Unfortunately, strikes in the fall and a lockout of its yard by the unions led Riva in late 1969 to a sudden decision to sell the brand and factory to the Americans of Whittaker. He retains the position of president and ownership of Ram, the company he had created to study modifications, prototypes, and customer service, so as not to interfere with Riva’s shipyard production schedule. But he is also left with the molds of the new creation he personally financed, and he then sells them to Franco Vaini and Carlo Rossi, owners of Monaco Boat Service, those who had urged him to counter the advance of American offshore powerboats.
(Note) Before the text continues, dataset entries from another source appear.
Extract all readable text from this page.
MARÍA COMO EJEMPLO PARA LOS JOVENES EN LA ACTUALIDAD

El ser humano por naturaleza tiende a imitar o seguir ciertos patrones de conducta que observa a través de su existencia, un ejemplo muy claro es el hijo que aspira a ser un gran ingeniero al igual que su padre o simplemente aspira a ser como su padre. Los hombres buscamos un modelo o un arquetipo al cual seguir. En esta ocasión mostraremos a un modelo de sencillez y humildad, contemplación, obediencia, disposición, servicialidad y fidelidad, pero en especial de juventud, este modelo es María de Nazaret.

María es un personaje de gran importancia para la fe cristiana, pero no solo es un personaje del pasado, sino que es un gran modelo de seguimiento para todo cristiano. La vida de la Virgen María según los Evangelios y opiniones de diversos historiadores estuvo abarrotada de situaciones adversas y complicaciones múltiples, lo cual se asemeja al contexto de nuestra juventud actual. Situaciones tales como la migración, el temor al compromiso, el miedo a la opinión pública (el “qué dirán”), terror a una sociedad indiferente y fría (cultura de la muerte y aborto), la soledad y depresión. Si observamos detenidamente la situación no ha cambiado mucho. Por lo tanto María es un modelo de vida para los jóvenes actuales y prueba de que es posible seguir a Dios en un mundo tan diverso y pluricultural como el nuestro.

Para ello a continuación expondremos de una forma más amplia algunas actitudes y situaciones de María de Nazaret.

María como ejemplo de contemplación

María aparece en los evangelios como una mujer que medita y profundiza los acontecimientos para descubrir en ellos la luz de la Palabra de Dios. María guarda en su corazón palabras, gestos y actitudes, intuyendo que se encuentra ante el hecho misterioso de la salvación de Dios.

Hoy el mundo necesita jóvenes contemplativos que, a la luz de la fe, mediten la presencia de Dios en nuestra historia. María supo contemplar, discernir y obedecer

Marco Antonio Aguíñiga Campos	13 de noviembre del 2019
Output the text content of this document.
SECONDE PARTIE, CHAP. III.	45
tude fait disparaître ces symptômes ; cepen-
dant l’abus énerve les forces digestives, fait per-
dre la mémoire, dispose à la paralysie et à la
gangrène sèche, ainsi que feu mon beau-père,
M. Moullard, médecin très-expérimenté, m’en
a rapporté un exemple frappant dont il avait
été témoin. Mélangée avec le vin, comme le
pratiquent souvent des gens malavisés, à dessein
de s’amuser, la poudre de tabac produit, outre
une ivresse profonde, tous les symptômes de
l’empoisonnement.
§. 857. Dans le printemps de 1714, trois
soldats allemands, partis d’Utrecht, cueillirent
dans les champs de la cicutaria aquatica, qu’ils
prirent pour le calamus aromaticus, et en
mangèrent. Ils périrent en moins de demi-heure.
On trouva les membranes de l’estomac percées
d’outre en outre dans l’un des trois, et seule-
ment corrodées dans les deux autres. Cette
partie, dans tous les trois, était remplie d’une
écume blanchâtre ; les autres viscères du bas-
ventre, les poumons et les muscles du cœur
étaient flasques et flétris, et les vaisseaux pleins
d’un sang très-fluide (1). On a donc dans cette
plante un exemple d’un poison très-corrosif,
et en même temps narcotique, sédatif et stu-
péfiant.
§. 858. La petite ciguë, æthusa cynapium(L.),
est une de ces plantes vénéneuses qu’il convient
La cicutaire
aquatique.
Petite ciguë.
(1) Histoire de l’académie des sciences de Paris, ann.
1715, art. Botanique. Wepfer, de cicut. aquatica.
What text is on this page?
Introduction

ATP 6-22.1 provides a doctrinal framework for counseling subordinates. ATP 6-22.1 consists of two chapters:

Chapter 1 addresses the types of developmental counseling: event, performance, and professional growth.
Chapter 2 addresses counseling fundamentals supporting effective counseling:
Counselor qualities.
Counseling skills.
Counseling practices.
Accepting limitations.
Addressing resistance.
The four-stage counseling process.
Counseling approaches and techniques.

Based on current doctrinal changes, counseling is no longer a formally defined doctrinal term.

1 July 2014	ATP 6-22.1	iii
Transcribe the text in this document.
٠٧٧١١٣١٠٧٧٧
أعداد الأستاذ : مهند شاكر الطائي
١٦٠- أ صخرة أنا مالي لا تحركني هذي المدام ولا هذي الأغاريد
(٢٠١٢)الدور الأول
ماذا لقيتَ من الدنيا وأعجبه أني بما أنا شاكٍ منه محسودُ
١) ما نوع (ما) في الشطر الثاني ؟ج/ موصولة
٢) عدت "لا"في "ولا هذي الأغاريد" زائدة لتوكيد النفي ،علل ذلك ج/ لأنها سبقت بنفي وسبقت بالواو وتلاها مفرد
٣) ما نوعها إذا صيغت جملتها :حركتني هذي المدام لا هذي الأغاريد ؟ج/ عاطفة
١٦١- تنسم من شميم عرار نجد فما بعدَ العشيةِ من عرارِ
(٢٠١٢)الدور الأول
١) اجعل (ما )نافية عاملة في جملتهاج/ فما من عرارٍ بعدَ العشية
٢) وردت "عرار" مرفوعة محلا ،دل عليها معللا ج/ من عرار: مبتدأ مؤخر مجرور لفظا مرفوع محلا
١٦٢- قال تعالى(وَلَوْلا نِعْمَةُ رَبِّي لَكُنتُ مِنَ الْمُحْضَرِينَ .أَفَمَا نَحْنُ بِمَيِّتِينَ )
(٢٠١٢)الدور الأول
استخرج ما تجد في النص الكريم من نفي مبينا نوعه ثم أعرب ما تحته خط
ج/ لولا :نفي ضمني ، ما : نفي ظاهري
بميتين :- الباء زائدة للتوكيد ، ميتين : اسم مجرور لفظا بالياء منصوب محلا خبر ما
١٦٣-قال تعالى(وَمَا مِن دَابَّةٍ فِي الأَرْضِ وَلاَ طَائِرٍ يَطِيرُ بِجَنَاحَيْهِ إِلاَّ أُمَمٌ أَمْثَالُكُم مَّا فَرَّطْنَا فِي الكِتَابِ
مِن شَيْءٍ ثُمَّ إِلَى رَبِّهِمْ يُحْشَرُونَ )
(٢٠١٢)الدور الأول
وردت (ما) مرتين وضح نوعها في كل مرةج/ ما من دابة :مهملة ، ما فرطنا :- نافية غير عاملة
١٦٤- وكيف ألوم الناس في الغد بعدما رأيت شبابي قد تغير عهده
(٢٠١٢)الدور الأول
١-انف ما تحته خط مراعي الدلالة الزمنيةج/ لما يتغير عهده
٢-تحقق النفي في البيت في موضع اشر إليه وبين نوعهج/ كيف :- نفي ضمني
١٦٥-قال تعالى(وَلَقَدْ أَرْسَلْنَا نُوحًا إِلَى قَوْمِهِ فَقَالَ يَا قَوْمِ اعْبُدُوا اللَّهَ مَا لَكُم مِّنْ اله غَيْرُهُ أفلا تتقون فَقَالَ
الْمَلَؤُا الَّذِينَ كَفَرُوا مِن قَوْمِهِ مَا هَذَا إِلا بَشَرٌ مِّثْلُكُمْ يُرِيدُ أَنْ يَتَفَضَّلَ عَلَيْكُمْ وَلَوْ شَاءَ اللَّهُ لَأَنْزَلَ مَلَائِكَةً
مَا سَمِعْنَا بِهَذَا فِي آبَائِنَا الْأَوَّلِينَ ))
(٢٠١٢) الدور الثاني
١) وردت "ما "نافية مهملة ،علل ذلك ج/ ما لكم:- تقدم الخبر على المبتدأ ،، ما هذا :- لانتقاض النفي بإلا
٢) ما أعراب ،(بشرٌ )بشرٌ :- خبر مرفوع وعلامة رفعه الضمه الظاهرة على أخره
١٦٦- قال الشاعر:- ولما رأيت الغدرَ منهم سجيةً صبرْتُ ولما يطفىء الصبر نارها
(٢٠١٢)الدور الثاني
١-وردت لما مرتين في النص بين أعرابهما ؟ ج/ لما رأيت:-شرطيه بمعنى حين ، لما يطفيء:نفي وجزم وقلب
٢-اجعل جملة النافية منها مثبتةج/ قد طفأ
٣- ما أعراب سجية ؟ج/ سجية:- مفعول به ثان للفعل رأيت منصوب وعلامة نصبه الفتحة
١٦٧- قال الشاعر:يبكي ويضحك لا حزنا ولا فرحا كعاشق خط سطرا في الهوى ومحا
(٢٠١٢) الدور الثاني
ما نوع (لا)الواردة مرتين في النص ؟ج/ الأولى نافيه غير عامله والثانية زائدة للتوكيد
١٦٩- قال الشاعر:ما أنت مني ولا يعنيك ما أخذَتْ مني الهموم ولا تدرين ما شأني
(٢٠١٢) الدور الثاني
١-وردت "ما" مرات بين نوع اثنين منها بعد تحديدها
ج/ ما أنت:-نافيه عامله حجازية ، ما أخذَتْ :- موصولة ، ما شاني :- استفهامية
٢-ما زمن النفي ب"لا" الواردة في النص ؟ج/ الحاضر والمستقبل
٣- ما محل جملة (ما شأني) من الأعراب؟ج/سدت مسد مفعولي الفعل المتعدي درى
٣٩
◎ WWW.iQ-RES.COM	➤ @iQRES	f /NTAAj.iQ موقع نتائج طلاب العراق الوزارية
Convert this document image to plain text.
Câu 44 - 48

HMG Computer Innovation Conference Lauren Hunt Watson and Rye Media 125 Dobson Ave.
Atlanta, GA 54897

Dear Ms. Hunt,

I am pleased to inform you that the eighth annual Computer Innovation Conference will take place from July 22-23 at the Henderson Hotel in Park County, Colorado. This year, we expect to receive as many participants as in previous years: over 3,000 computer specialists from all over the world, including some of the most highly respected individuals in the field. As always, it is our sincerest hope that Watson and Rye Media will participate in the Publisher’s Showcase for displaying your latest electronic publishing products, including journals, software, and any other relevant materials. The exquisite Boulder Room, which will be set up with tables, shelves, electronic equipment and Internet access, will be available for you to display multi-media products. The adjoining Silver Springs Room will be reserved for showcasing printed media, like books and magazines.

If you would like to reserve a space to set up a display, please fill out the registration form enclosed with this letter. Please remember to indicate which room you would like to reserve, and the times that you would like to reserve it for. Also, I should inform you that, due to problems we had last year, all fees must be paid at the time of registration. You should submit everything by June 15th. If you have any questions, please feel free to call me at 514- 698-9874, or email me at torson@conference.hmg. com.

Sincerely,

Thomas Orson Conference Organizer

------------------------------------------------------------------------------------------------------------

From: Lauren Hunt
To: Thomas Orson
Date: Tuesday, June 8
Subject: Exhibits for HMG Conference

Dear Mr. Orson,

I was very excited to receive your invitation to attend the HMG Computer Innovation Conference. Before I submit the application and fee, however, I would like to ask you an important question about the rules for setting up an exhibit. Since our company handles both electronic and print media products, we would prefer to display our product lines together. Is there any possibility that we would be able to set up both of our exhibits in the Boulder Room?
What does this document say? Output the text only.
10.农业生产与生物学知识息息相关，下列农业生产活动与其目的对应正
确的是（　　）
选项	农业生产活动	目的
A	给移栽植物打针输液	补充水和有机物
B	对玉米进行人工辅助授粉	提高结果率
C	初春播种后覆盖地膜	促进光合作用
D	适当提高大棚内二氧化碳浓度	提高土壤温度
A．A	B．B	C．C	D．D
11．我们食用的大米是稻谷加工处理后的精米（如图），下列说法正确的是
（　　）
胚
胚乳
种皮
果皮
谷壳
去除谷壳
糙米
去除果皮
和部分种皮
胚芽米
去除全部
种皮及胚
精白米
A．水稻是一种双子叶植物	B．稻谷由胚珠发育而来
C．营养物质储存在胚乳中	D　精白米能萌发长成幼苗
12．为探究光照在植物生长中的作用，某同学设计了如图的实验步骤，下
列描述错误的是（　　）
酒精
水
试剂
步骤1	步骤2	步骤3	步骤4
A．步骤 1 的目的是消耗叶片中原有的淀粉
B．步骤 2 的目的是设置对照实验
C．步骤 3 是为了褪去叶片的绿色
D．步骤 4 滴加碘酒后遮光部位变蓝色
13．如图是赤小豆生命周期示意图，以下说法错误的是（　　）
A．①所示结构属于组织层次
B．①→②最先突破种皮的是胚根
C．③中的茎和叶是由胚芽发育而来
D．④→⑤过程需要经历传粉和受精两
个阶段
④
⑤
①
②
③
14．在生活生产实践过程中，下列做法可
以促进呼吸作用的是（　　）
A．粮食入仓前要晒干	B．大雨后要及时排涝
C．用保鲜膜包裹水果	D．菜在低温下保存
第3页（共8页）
The molds remained parked until 1975, when their “Sole e Mare” yard in Ventimiglia was ready and the Monte-Carlo Offshorer 27′ could finally go into production. In 1978 it is again rethought by Carlo and, with the help of collaborator Alessandro Paris, will become Monte – Carlo Offshorer 30′ (8.91 m long and 2.45 m wide with two 350 HP Crusaders): it is Carlo Riva’s last runabout. “Still appreciated and sought after by sportsmen, a total of over 300 unmistakable and timeless examples were built, of which I am still proud today.” Carlo Riva
Riva Aquarama Special
In 1972, after Carlo also relinquished the presidency of the Riva Shipyard in the summer of 1971, the Aquarama Special went into production, with the new trapezoidal stern that Giorgio Barilani had redesigned in 1968. A design that erases Riva’s sculptural stern, which since 1946 with its all-around between the broadside, deck and transom, distinguished Carlo’s single- and twin-engine runabouts. Perhaps, partly because of this, his personal speedboat remained the “Lipicar IV.”
Nevertheless, the Special, with a more prominent length and appearance and greater convenience for rising from the water, meets with the favor of a refined clientele, on a par with the earlier Aquaramas. In fact, despite the advent of fiberglass, 278 Aquarama Specials were still being sold until 1996, using the same last 1969 hull as the Aquarama Super, to which an aft appendage with a small swim platform was added, above the waterline. The total length becomes 8.78 meters, while the width does not change. The engines, 320 HP Riva, became 350 HP from 1973. The demand from Aquarama collectors today is greater than the supply because, after 60 years, unparalleled in elegance, it is still usable and safe at sea, and there is no shortage of specialized centers for maintenance and restoration of its beautiful mahogany, either. ” the world’s most famous boat” after it went out of production, it became a cult object.